Surnommé "le tacot" ou le "tue-vaques" (sic), il existait déjà de Granville à Condé-sur-Vire, dont la gare était tête de ligne. Cette voie, construite en 1900, nécessitait un déchargement des marchandises pour les mettre dans l’autre train en direction de Saint-Lô, d’où la réalisation d’une prolongation de Condé à Saint-Lô par la pose d'un troisième rail intermédiaire (projet original, voir la photo) sur la voie du réseau d'intérêt général. La largeur de cette nouvelle voie est de 1 m (contre 1,435 m pour le grand train), et le petit train devait laisser toutes les priorités de circulation au train d'intérêt général.

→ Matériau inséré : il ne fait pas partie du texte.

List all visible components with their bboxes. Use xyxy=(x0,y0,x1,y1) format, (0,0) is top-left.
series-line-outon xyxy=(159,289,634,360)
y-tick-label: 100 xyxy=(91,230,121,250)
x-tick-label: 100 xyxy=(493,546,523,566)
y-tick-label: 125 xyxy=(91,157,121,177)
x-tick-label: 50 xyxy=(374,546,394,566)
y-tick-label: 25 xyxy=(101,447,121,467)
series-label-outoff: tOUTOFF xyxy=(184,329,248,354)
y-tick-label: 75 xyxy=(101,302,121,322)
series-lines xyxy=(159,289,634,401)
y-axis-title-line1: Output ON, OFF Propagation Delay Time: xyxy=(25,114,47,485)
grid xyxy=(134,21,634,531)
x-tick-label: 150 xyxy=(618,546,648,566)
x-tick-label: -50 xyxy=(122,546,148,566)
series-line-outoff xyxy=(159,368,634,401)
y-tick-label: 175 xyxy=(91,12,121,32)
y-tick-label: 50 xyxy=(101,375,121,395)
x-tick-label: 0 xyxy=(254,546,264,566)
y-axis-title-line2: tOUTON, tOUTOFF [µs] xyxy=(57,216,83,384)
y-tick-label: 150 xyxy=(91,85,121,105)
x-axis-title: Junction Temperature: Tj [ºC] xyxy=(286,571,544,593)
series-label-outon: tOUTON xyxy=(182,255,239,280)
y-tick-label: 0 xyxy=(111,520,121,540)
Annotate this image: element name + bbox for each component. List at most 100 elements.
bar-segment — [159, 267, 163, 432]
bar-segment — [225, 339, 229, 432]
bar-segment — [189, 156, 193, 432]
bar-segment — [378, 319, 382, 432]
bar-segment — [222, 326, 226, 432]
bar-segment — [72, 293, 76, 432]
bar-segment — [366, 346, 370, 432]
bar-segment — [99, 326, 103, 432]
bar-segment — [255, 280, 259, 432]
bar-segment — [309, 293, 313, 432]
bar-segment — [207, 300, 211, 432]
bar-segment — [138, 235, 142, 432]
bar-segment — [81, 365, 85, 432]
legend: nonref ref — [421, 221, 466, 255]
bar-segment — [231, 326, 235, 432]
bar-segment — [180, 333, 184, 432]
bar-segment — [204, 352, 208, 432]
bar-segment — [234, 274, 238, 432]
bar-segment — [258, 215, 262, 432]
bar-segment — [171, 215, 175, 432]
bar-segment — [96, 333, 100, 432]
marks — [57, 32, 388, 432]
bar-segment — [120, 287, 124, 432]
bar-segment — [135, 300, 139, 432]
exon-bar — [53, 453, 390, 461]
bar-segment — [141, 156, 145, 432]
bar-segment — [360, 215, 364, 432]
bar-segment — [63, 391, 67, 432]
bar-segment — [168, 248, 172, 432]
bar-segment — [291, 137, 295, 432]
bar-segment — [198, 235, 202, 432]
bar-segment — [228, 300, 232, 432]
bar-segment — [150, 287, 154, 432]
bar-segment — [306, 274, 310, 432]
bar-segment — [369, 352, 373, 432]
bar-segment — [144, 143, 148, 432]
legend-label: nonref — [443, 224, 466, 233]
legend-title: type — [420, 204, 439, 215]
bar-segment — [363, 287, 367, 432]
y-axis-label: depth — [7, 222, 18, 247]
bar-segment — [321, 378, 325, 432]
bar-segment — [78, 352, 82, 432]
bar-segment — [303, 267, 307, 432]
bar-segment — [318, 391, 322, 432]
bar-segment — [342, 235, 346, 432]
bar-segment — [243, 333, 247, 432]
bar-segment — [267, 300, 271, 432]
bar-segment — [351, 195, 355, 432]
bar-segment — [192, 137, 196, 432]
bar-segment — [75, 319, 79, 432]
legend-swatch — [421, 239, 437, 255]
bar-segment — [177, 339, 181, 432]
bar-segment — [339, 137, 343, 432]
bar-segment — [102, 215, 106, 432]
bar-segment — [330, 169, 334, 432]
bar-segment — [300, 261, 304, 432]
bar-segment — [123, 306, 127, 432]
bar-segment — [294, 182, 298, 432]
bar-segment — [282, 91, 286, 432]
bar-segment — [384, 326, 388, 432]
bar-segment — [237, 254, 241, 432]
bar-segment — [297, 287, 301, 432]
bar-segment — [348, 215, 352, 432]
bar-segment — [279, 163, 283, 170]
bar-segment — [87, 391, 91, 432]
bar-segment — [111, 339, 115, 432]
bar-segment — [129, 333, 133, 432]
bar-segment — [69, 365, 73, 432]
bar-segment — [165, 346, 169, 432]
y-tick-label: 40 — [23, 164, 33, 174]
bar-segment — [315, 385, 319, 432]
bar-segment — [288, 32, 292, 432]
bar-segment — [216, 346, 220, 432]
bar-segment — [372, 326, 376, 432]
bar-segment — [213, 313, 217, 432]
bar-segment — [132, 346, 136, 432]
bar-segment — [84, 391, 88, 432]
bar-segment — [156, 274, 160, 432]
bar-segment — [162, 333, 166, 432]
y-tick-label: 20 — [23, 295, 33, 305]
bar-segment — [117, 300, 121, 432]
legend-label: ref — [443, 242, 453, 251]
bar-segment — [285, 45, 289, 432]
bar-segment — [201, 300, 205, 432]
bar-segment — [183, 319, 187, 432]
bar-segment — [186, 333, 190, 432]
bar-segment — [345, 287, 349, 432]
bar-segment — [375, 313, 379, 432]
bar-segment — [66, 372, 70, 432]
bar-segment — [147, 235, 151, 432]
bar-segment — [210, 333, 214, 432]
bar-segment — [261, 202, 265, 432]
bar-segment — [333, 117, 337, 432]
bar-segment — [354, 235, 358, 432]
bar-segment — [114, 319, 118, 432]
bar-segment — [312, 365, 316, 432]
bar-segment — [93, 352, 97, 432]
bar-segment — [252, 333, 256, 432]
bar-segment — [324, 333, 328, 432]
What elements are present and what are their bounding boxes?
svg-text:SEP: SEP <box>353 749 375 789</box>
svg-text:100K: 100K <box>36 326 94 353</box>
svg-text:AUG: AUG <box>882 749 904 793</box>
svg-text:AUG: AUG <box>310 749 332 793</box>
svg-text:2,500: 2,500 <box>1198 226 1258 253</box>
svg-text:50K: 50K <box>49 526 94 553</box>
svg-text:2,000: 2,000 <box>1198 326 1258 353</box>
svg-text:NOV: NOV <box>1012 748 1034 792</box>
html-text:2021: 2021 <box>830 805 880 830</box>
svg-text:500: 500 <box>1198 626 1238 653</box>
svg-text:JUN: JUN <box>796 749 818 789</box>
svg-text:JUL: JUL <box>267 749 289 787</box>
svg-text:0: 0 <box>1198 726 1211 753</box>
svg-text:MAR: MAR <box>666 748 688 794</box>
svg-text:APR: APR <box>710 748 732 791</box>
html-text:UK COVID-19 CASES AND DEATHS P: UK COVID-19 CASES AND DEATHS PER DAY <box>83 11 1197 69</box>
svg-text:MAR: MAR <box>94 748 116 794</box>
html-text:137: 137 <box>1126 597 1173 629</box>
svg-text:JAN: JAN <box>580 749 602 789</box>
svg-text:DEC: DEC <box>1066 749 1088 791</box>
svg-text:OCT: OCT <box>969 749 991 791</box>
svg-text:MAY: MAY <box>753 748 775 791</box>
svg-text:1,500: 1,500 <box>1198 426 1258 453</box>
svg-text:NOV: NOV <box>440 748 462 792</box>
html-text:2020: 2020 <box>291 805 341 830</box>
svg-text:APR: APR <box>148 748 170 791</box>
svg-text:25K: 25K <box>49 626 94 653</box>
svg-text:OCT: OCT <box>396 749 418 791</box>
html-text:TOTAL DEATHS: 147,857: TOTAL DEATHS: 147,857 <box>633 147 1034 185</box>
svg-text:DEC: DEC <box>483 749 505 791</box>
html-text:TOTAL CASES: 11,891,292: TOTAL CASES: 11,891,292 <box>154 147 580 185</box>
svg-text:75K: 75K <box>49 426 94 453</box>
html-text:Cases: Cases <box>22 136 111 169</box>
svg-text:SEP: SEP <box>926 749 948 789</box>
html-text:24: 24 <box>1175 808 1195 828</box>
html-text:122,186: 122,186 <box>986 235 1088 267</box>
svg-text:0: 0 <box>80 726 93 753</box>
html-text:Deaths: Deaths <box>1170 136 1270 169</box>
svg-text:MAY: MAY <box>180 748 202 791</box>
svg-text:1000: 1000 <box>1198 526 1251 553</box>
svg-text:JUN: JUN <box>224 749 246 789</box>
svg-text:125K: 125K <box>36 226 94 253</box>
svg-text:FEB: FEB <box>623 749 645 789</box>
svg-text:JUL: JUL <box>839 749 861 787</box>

Pour défendre ce projet, le conseiller général du canton et maire de La Mancellière, François André, déclarait en 1919 à l'Assemblée départementale : « Ce prolongement est nécessaire pour le ravitaillement des habitants du chef-lieu à partir de Granville... A Saint-Lô, le trafic sera considérable, voter ce projet c'est rectifier l’erreur commise ».

L’inauguration eut lieu le 16 septembre 1921. Le trafic devait être constitué de pommes, tonneaux à cidre, briques, paille, engrais, farine, etc.

Les érudits de l’époque le qualifient de: « petite voie, petite locomotive, petit convoi, petite vitesse (18 km/h.) petit trafic (6 à 10 wagons), petite ambition (des élus) ». Ajoutons pour le tronçon Condé – St-Lô, petite existence: 1921-1936.

Pour le 50e anniversaire du couronnement de la Vierge à La Chapelle-sur-Vire, le 26 mai 1936, pas moins de quatre trains spéciaux empruntèrent cette voie. C'est, aux dires d'anciens, le dernier convoi ayant utilisé cette voie, et sans doute le plus important de tous les temps.

Pourtant, dès 1872, un inspecteur général des Ponts-et-chaussées clairvoyant avait prévenu que les chemins de fer d'intérêt local ne donneraient pas de quoi couvrir les frais de leur exploitation.